Depuis un moment, Rosaire écoutait en silence la causerie des jeunes gens. Il profita de l’interruption pour prendre la parole :

— Mes chers enfants, ça me fait plaisir de voir que vous comprenez la vie comme elle doit l’être. Vous deux, au moins, vous raisonnez et parlez comme du monde. Alors, c’est dit : en attendant… qu’il arrive du nouveau, vous travaillerez ensemble. Et puis, vous ne savez pas ? Pendant que vous gagnerez les « bidoux » tous les deux, eh bien ! moi, je vous ferai la popote. Vous aurez bien une petite place pour le bonhomme ?

— Ça s’adonne ! affirma le jeune homme cordialement. Mais vous quitterez donc votre emploi chez Monsieur Merville ?

— Oh ! oui… moi, dans les bureaux, je ne suis pas bien à mon affaire.

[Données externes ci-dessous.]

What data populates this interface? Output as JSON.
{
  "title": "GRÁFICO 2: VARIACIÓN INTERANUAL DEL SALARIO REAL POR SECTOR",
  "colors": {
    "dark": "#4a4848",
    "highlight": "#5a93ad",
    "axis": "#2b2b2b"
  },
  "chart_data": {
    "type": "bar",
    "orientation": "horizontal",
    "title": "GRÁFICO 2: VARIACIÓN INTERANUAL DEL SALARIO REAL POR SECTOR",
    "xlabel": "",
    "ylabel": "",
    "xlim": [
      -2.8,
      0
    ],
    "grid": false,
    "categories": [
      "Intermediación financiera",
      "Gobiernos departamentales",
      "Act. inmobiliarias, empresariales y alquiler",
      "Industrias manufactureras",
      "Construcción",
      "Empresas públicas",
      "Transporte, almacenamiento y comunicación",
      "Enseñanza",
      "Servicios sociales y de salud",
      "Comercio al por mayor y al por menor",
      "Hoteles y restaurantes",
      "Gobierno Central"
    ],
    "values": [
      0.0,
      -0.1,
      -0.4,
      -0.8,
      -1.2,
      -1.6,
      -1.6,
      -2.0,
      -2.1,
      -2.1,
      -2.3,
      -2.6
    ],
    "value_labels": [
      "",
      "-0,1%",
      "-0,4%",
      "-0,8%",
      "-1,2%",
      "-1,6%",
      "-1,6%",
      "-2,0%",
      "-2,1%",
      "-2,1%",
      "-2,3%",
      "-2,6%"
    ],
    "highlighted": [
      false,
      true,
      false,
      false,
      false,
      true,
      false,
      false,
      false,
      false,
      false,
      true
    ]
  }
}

— Et comme Simone voulait protester, il persista :

— Oui, oui, je le sais !

Puis, à lui-même, entre ses dents :

— On ne me l’a pas envoyé dire !

On frappait de nouveau. Simone alla ouvrir à Mélanie qui, suivant son habitude, fit une entrée agitée et bruyante :

— Bonsoir tout le monde et la compagnie ! Laisse faire, Simone. Je suis capable d’aller me « déganter » toute seule. Je connais la maison !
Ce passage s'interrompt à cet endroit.